Saturday, October 3, 2009

Rise and Shine by Anna Quindlen

I adored so much about this book. I read it, feeling more and more like a New Yorker as I understood so very much of the descriptions.  Quindlen clearly understand the pulse of New York and even of the Bronx.  She created a full picture, one I know myself, and I loved being able to see the two worlds I have contrasted in my head artfully juxtaposed.  I couldn't help but wonder: Where does Quindlen get this information? How much time has she actually spent in the Bronx?

I wondered if people ever read these sorts of fictional stories with an anthropological eye.  She is a white woman trying to portray the world of poor, non-white individuals.  Seems easy for one to pick at her portrayals.  Too stereotypical. And thus offensive.  I couldn't decide myself if she captured everything realistically.  It was all believable, but I suppose all the time I spent working in the Bronx makes me sensitive to the way some people misrepresent the culture.

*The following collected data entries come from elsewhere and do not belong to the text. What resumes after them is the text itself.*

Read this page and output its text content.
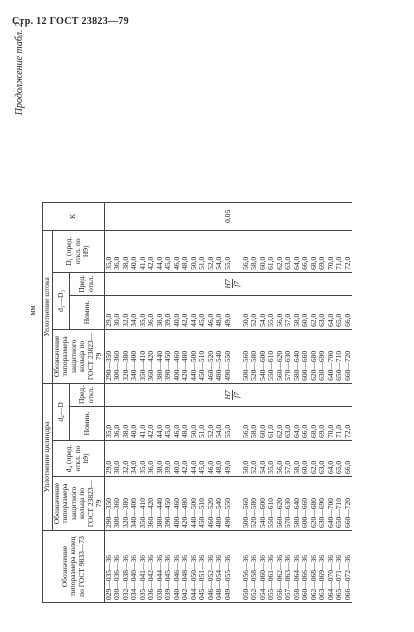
Стр. 12 ГОСТ 23823—79
Продолжение табл. 2
мм
Обозначение типоразмера колец по ГОСТ 9833—73	Уплотнение цилиндра				Уплотнение штока				K
	Обозначение типоразмера защитного кольца по ГОСТ 23823—79	d₄ (пред. откл. по h9)	d₄—D		Обозначение типоразмера защитного кольца по ГОСТ 23823—79	d₁—D₃		D₁ (пред. откл. по H9)	
			Номин.	Пред. откл.		Номин.	Пред. откл.		
029—035—36	290—350	29,0	35,0		290—350	29,0		35,0	0,05
030—036—36	300—360	30,0	36,0		300—360	30,0		36,0	
032—038—36	320—380	32,0	38,0		320—380	32,0		38,0	
034—040—36	340—400	34,0	40,0		340—400	34,0		40,0	
035—041—36	350—410	35,0	41,0		350—410	35,0		41,0	
036—042—36	360—420	36,0	42,0		360—420	36,0		42,0	
038—044—36	380—440	38,0	44,0		380—440	38,0		44,0	
039—045—36	390—450	39,0	45,0		390—450	39,0		45,0	
040—046—36	400—460	40,0	46,0		400—460	40,0		46,0	
042—048—36	420—480	42,0	48,0		420—480	42,0		48,0	
044—050—36	440—500	44,0	50,0		440—500	44,0		50,0	
045—051—36	450—510	45,0	51,0		450—510	45,0		51,0	
046—052—36	460—520	46,0	52,0		460—520	46,0		52,0	
048—054—36	480—540	48,0	54,0		480—540	48,0		54,0	
049—055—36	490—550	49,0	55,0	H7 f7	490—550	49,0	H7 f7	55,0	
050—056—36	500—560	50,0	56,0		500—560	50,0		56,0	
052—058—36	520—580	52,0	58,0		520—580	52,0		58,0	
054—060—36	540—600	54,0	60,0		540—600	54,0		60,0	
055—061—36	550—610	55,0	61,0		550—610	55,0		61,0	
056—062—36	560—620	56,0	62,0		560—620	56,0		62,0	
057—063—36	570—630	57,0	63,0		570—630	57,0		63,0	
058—064—36	580—640	58,0	64,0		580—640	58,0		64,0	
060—066—36	600—660	60,0	66,0		600—660	60,0		66,0	
062—068—36	620—680	62,0	68,0		620—680	62,0		68,0	
063—069—36	630—690	63,0	69,0		630—690	63,0		69,0	
064—070—36	640—700	64,0	70,0		640—700	64,0		70,0	
065—071—36	650—710	65,0	71,0		650—710	65,0		71,0	
066—072—36	660—720	66,0	72,0		660—720	66,0		72,0	
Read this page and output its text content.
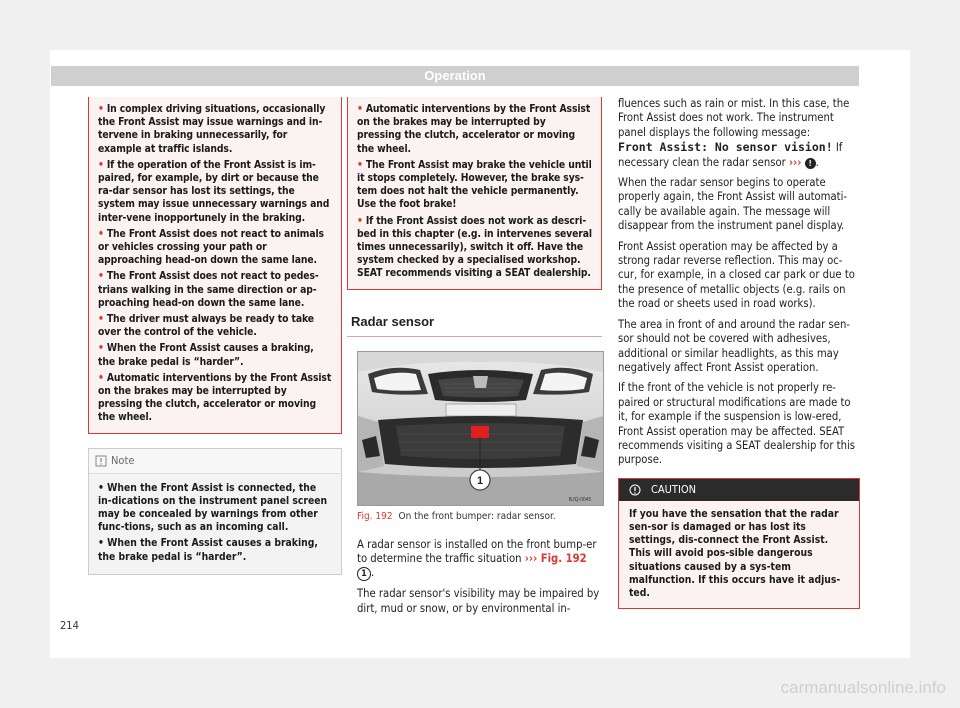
Operation
• In complex driving situations, occasionally the Front Assist may issue warnings and in-tervene in braking unnecessarily, for example at traffic islands.
• If the operation of the Front Assist is im-paired, for example, by dirt or because the ra-dar sensor has lost its settings, the system may issue unnecessary warnings and inter-vene inopportunely in the braking.
• The Front Assist does not react to animals or vehicles crossing your path or approaching head-on down the same lane.
• The Front Assist does not react to pedes-trians walking in the same direction or ap-proaching head-on down the same lane.
• The driver must always be ready to take over the control of the vehicle.
• When the Front Assist causes a braking, the brake pedal is “harder”.
• Automatic interventions by the Front Assist on the brakes may be interrupted by pressing the clutch, accelerator or moving the wheel.
Note
• When the Front Assist is connected, the in-dications on the instrument panel screen may be concealed by warnings from other func-tions, such as an incoming call.
• When the Front Assist causes a braking, the brake pedal is “harder”.
• Automatic interventions by the Front Assist on the brakes may be interrupted by pressing the clutch, accelerator or moving the wheel.
• The Front Assist may brake the vehicle until it stops completely. However, the brake sys-tem does not halt the vehicle permanently. Use the foot brake!
• If the Front Assist does not work as descri-bed in this chapter (e.g. in intervenes several times unnecessarily), switch it off. Have the system checked by a specialised workshop. SEAT recommends visiting a SEAT dealership.
Radar sensor
1
BJQ-0045
Fig. 192 On the front bumper: radar sensor.

A radar sensor is installed on the front bump-er to determine the traffic situation ››› Fig. 192 1 .

The radar sensor's visibility may be impaired by dirt, mud or snow, or by environmental in-

fluences such as rain or mist. In this case, the Front Assist does not work. The instrument panel displays the following message:
Front Assist: No sensor vision! If necessary clean the radar sensor ››› ! .

When the radar sensor begins to operate properly again, the Front Assist will automati-cally be available again. The message will disappear from the instrument panel display.

Front Assist operation may be affected by a strong radar reverse reflection. This may oc-cur, for example, in a closed car park or due to the presence of metallic objects (e.g. rails on the road or sheets used in road works).

The area in front of and around the radar sen-sor should not be covered with adhesives, additional or similar headlights, as this may negatively affect Front Assist operation.

If the front of the vehicle is not properly re-paired or structural modifications are made to it, for example if the suspension is low-ered, Front Assist operation may be affected. SEAT recommends visiting a SEAT dealership for this purpose.

CAUTION
If you have the sensation that the radar sen-sor is damaged or has lost its settings, dis-connect the Front Assist. This will avoid pos-sible dangerous situations caused by a sys-tem malfunction. If this occurs have it adjus-ted.
214
carmanualsonline.info
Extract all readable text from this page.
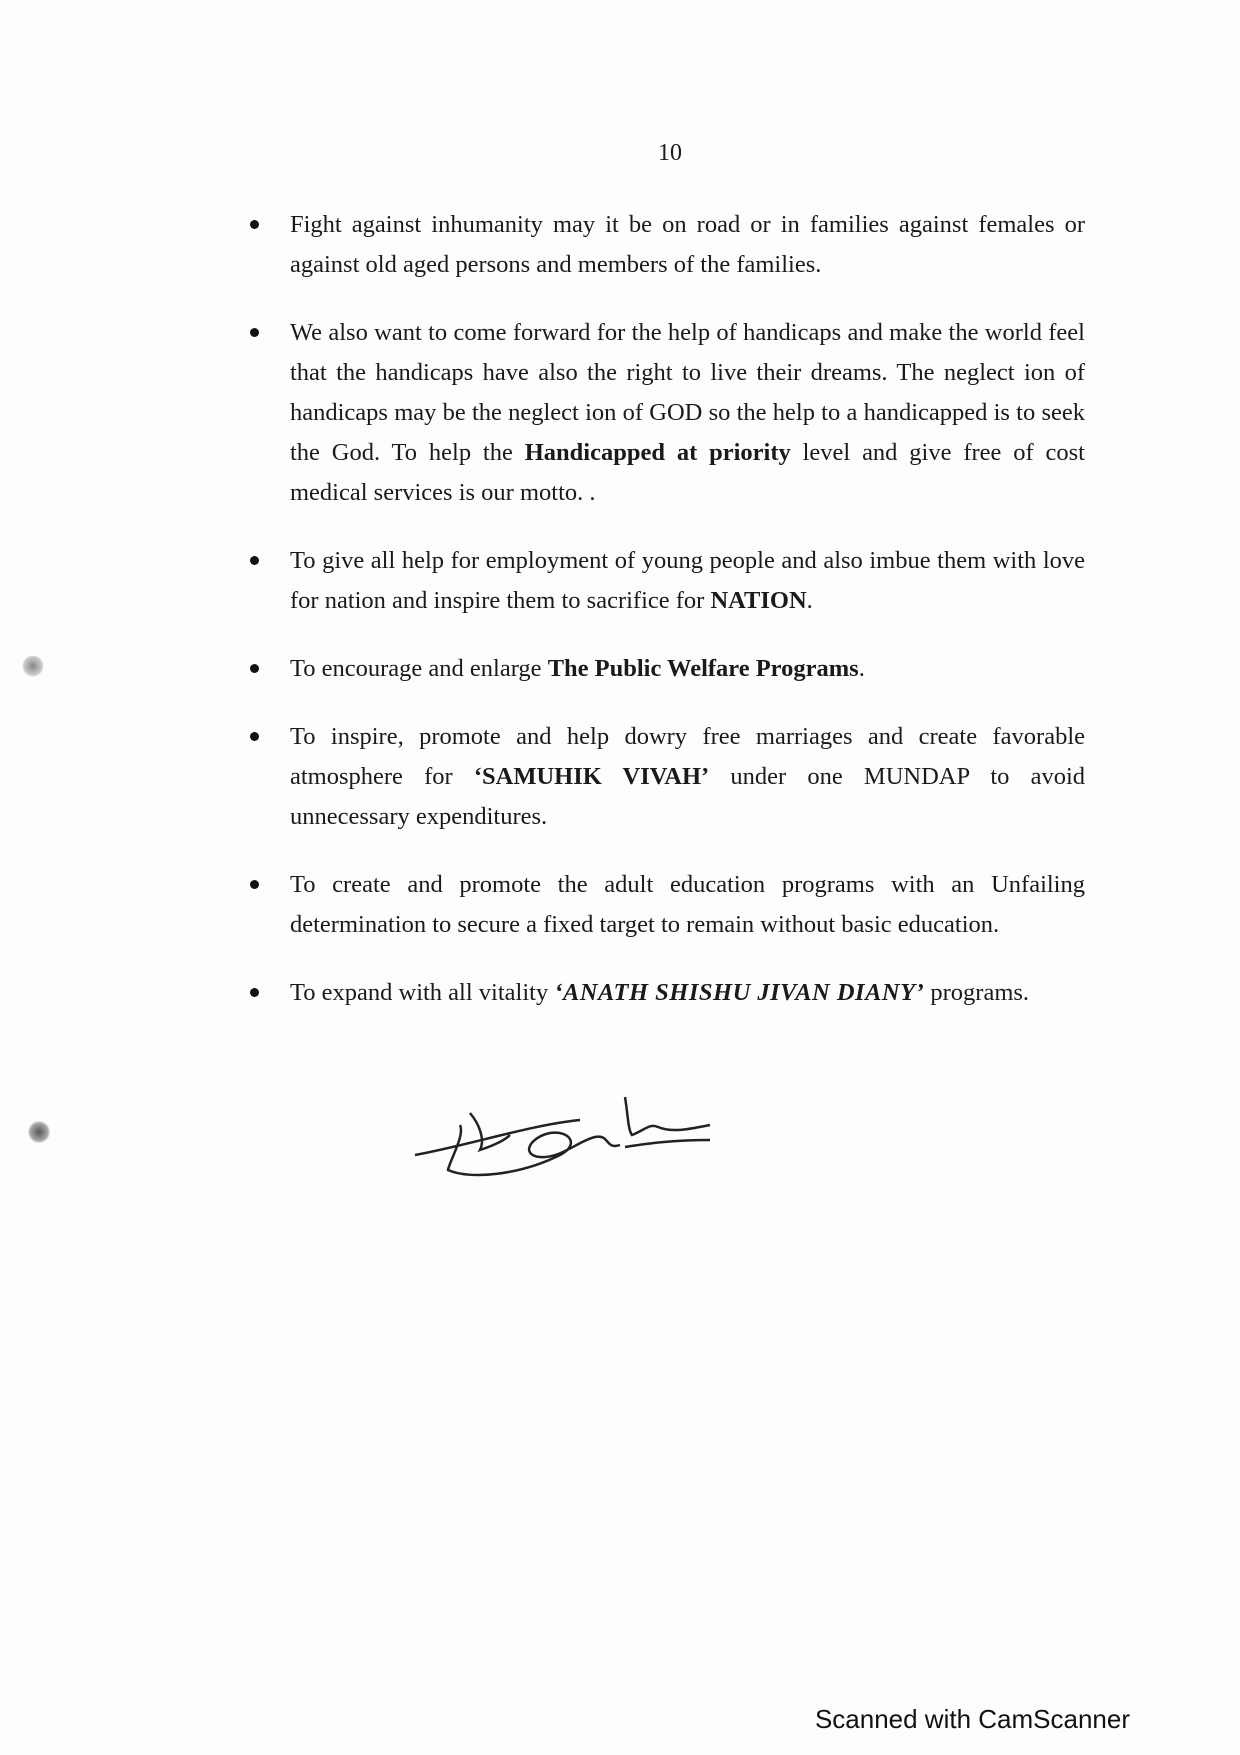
10
Fight against inhumanity may it be on road or in families against females or against old aged persons and members of the families.
We also want to come forward for the help of handicaps and make the world feel that the handicaps have also the right to live their dreams. The neglect ion of handicaps may be the neglect ion of GOD so the help to a handicapped is to seek the God. To help the Handicapped at priority level and give free of cost medical services is our motto. .
To give all help for employment of young people and also imbue them with love for nation and inspire them to sacrifice for NATION.
To encourage and enlarge The Public Welfare Programs.
To inspire, promote and help dowry free marriages and create favorable atmosphere for ‘SAMUHIK VIVAH’ under one MUNDAP to avoid unnecessary expenditures.
To create and promote the adult education programs with an Unfailing determination to secure a fixed target to remain without basic education.
To expand with all vitality ‘ANATH SHISHU JIVAN DIANY’ programs.
Scanned with CamScanner
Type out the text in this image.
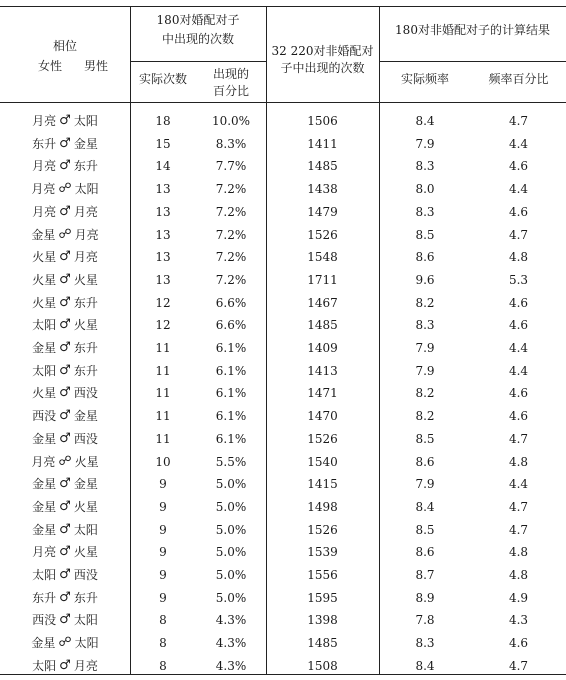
相位
女性 男性
180对婚配对子
中出现的次数
实际次数	出现的
百分比
32 220对非婚配对
子中出现的次数
180对非婚配对子的计算结果
实际频率	频率百分比
月亮 ♂ 太阳	18	10.0%	1506	8.4	4.7
东升 ♂ 金星	15	8.3%	1411	7.9	4.4
月亮 ♂ 东升	14	7.7%	1485	8.3	4.6
月亮 ☍ 太阳	13	7.2%	1438	8.0	4.4
月亮 ♂ 月亮	13	7.2%	1479	8.3	4.6
金星 ☍ 月亮	13	7.2%	1526	8.5	4.7
火星 ♂ 月亮	13	7.2%	1548	8.6	4.8
火星 ♂ 火星	13	7.2%	1711	9.6	5.3
火星 ♂ 东升	12	6.6%	1467	8.2	4.6
太阳 ♂ 火星	12	6.6%	1485	8.3	4.6
金星 ♂ 东升	11	6.1%	1409	7.9	4.4
太阳 ♂ 东升	11	6.1%	1413	7.9	4.4
火星 ♂ 西没	11	6.1%	1471	8.2	4.6
西没 ♂ 金星	11	6.1%	1470	8.2	4.6
金星 ♂ 西没	11	6.1%	1526	8.5	4.7
月亮 ☍ 火星	10	5.5%	1540	8.6	4.8
金星 ♂ 金星	9	5.0%	1415	7.9	4.4
金星 ♂ 火星	9	5.0%	1498	8.4	4.7
金星 ♂ 太阳	9	5.0%	1526	8.5	4.7
月亮 ♂ 火星	9	5.0%	1539	8.6	4.8
太阳 ♂ 西没	9	5.0%	1556	8.7	4.8
东升 ♂ 东升	9	5.0%	1595	8.9	4.9
西没 ♂ 太阳	8	4.3%	1398	7.8	4.3
金星 ☍ 太阳	8	4.3%	1485	8.3	4.6
太阳 ♂ 月亮	8	4.3%	1508	8.4	4.7
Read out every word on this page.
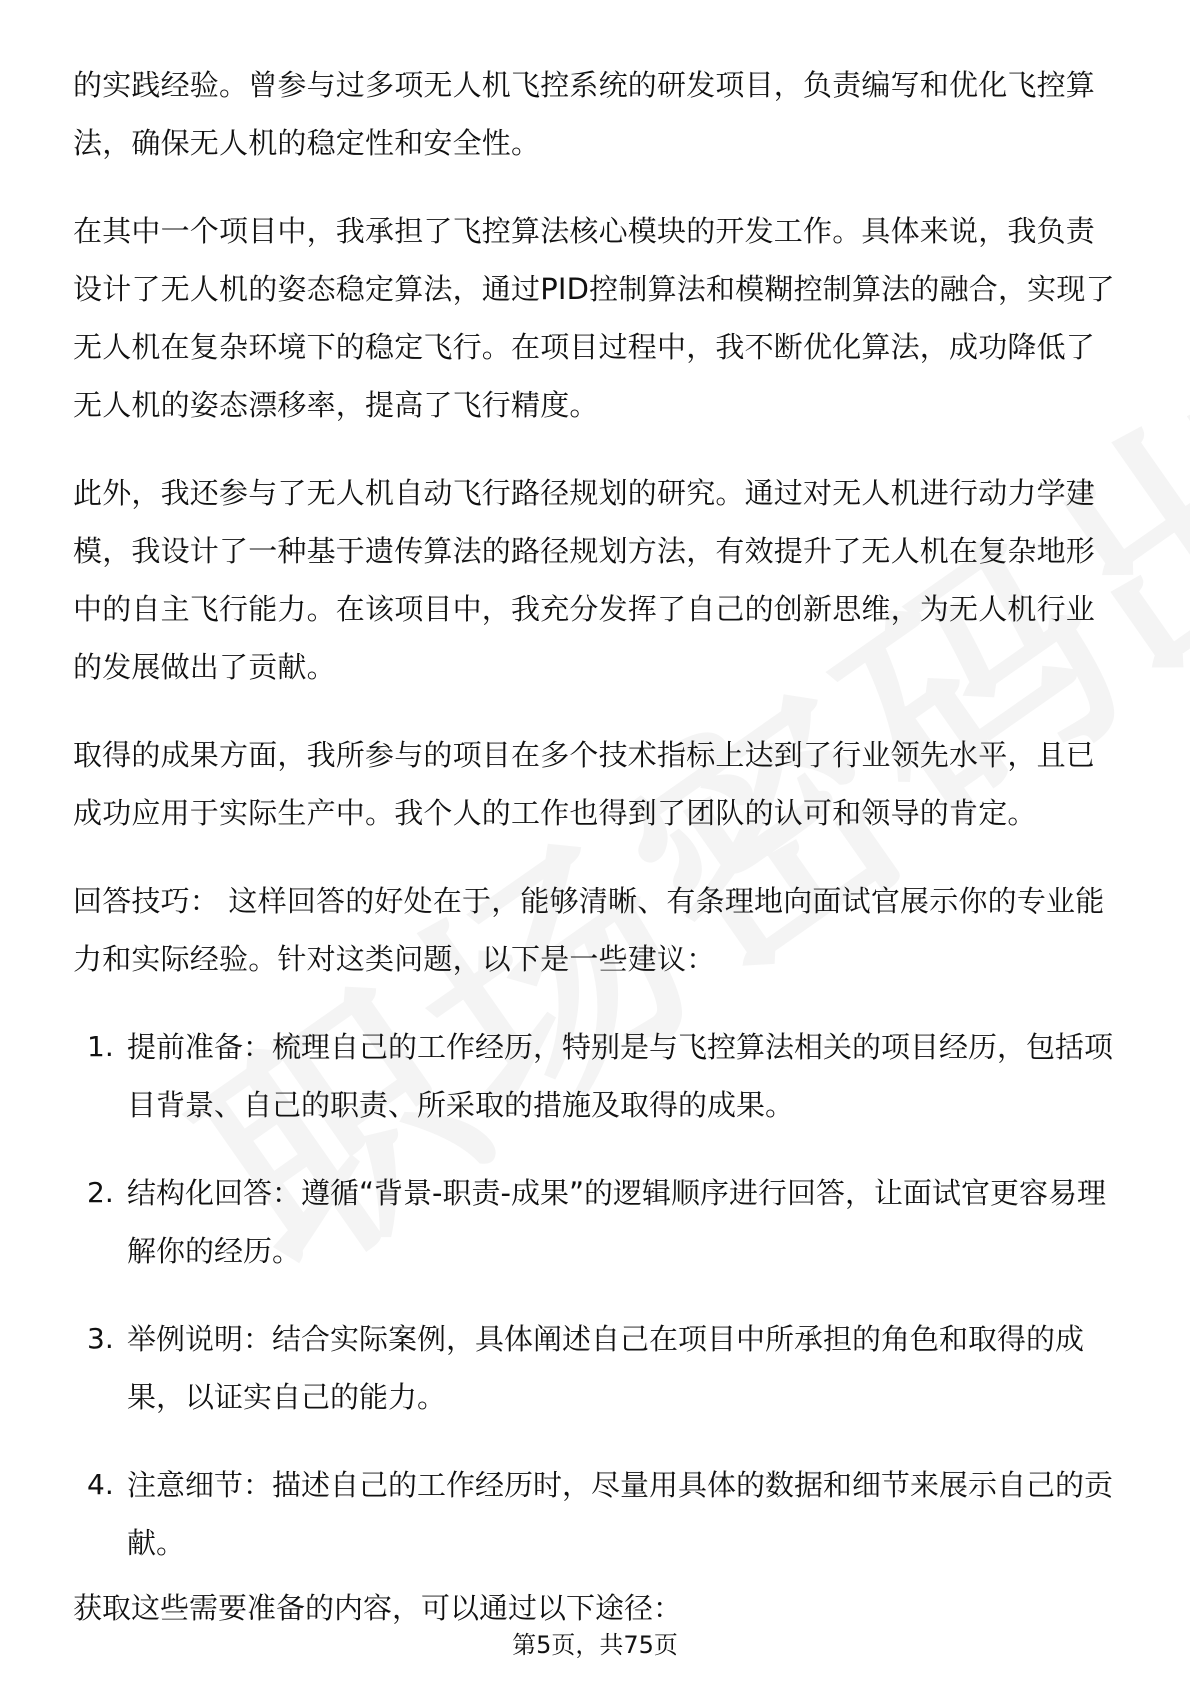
的实践经验。曾参与过多项无人机飞控系统的研发项目，负责编写和优化飞控算法，确保无人机的稳定性和安全性。

在其中一个项目中，我承担了飞控算法核心模块的开发工作。具体来说，我负责设计了无人机的姿态稳定算法，通过PID控制算法和模糊控制算法的融合，实现了无人机在复杂环境下的稳定飞行。在项目过程中，我不断优化算法，成功降低了无人机的姿态漂移率，提高了飞行精度。

此外，我还参与了无人机自动飞行路径规划的研究。通过对无人机进行动力学建模，我设计了一种基于遗传算法的路径规划方法，有效提升了无人机在复杂地形中的自主飞行能力。在该项目中，我充分发挥了自己的创新思维，为无人机行业的发展做出了贡献。

取得的成果方面，我所参与的项目在多个技术指标上达到了行业领先水平，且已成功应用于实际生产中。我个人的工作也得到了团队的认可和领导的肯定。

回答技巧： 这样回答的好处在于，能够清晰、有条理地向面试官展示你的专业能力和实际经验。针对这类问题，以下是一些建议：

1. 提前准备：梳理自己的工作经历，特别是与飞控算法相关的项目经历，包括项目背景、自己的职责、所采取的措施及取得的成果。

2. 结构化回答：遵循“背景-职责-成果”的逻辑顺序进行回答，让面试官更容易理解你的经历。

3. 举例说明：结合实际案例，具体阐述自己在项目中所承担的角色和取得的成果，以证实自己的能力。

4. 注意细节：描述自己的工作经历时，尽量用具体的数据和细节来展示自己的贡献。

获取这些需要准备的内容，可以通过以下途径：

第5页，共75页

It is clear Quindlen has an agenda. She talks about women in the projects being provided with yoga, job training, parenting classes, when they need jobs, health care, a world that will prevent their children from becoming statistics.  The novel focuses somewhat on the way the media responds to the shooting of a white affluent boy (the son of a famous TV persona) versus the collapse of a building filled with low-income families in the Bronx.  While Quindlen seems to be sending a message (I am still unclear exactly her point), the story is mainly about two sisters, one who is a cohost of a popular morning TV show, Rise and Shine.  Megan Fitzmaurice is the most famous woman on morning TV (Meredith Viera-esque?), married to her childhood sweetheart, with a beloved son at Amherst (his father's alma mater).  She is larger than life, the world she lives in is full of town cars and charity balls, while her sister, the narrator, is a social worker in the Bronx with a 60 year old cop boyfriend.  Through these two sisters we get a view into two very different worlds located only blocks apart.

While I was engaged by the story, and loved the prose, I felt myself questioning so much of Quindlen's choices.  Is it appropriate to name a low-income mother Tequila (although I did have a student named Hennessy)?  Why is Bridget portrayed as both a mess and a pariah? Are we really to believe such a loving woman would never desire children of her own?  And of course I had problems with the representations of the Bronx.   It seems many criticized this work for the same reasons.

From Amazon: "Some critics say Meghan's arc in the novel is too dramatic, the contrasts between the gritty Bronx and sparkly Manhattan are overly sharp, and class distinctions are sometimes glossed over. Others, however, find charm in this very modern retelling of the ancient riches-to-rags, humble-sister-saves-the-day story. Even those who struggle with the plot and characterization agree the novel is worth reading simply for the prose."

I do recommend this book. But I am still trying to decide the most salient message.